Creighton approached Ellie, who was changing a needle. She turned her flushed face to him with a smile. “Isn't this great! They're here, every one of them! You're awfully good to let us use the phonograph. I've ordered one like it for ourselves. These blessed squaws do enjoy music so much!”
Job Lansing was standing near the machine, enjoying it as much as any one. A new record had been put on, the needle adjusted, and the music issued forth from that mysterious box. It was one of those college songs, a “laughing” piece. And soon old Job was doubled over, with his enjoyment of it. The squaws drew closer together. At first they scowled, for they thought that the queer creature in the polished case was laughing at them. Then one began to giggle, and soon another and finally the store was filled with hysterical merriment. Sometimes it would stop for a moment, and then, as the sounds from the phonograph could be heard, it would break forth again.

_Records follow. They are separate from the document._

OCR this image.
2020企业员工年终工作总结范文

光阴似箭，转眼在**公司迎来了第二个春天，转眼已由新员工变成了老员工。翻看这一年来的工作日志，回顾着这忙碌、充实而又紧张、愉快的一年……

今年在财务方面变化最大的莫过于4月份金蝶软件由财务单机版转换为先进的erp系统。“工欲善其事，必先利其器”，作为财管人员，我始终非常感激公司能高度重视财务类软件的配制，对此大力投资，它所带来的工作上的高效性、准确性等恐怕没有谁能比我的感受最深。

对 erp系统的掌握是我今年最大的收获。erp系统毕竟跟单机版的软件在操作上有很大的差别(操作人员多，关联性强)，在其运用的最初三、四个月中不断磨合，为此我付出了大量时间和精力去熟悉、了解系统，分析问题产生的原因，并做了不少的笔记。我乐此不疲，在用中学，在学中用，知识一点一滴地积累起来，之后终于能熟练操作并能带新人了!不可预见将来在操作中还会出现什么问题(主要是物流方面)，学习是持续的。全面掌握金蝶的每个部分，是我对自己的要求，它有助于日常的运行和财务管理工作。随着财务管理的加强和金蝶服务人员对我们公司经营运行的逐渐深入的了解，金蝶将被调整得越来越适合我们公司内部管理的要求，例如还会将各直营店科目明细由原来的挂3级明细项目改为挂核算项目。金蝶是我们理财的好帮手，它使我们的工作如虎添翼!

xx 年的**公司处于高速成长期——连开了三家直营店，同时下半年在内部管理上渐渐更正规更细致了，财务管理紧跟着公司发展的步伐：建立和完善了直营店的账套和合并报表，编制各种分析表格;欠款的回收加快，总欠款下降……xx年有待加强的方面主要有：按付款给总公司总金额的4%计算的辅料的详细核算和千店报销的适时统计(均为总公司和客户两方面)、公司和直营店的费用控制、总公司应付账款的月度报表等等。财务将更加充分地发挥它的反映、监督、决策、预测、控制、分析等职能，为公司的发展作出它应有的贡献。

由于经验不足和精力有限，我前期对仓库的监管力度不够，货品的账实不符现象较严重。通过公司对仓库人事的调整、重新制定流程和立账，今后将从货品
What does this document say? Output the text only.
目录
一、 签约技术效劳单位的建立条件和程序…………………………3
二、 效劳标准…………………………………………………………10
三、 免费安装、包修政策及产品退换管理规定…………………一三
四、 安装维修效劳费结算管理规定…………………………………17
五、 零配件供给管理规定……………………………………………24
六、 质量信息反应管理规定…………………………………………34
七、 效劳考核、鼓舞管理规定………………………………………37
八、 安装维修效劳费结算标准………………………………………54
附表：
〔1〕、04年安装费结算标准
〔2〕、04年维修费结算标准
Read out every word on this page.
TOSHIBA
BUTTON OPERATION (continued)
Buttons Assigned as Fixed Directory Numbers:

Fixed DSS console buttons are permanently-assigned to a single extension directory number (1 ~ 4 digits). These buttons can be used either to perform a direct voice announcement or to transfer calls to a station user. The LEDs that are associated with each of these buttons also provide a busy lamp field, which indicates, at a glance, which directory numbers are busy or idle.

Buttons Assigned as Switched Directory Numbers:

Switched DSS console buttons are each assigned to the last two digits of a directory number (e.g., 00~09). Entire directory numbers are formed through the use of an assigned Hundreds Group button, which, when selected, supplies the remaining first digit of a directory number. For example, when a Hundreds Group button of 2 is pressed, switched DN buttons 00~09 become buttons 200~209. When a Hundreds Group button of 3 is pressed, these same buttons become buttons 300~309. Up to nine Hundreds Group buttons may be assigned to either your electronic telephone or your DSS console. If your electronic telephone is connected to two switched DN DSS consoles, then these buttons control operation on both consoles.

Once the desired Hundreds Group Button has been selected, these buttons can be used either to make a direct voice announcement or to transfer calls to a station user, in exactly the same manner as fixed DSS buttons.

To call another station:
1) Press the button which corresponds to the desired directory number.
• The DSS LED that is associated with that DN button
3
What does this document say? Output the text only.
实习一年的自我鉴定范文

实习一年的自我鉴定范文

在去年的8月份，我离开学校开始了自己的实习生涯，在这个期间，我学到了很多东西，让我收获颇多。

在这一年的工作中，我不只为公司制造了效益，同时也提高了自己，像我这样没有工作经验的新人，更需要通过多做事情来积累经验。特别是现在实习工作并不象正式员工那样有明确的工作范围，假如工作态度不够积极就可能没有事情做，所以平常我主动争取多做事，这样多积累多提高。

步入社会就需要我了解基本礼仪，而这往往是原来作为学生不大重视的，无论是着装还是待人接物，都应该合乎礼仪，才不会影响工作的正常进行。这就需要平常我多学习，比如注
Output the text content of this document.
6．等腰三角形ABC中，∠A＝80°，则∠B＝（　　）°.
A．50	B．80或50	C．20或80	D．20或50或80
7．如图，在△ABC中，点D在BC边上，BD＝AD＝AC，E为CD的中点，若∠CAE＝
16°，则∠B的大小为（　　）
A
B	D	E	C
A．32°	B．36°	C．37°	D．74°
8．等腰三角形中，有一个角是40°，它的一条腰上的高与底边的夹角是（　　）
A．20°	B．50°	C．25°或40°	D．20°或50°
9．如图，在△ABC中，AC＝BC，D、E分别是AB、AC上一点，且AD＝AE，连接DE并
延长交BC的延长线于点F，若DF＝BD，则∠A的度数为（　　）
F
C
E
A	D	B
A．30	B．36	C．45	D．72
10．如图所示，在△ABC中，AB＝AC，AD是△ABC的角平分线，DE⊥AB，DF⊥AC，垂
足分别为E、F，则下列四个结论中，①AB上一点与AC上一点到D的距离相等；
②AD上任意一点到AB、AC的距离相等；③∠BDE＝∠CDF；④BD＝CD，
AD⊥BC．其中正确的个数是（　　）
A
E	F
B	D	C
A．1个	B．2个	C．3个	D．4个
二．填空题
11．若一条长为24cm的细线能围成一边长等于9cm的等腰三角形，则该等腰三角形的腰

Ellie stood for hours, playing every record four or five times, and when she finally shut up the box, as a sign that the concert was over, the taciturn Indians filed silently out of the store and went home without a word.
But the girl knew that they would return. She had won!
Another triumph was hers when the springtime came again. One day her uncle approached her and hesitatingly said, “Ellie, we're going to be awfully cramped when our new summer goods arrive. Guess I'd better have Hoan ride over and give me an estimate on an addition to the store.”
Ellie suppressed the desire to cry out, “I told you so!” Instead she said very calmly: “Why, that's a fine idea, Uncle. Business is picking up, and it would be nice to have more room. I'm glad you thought of it.”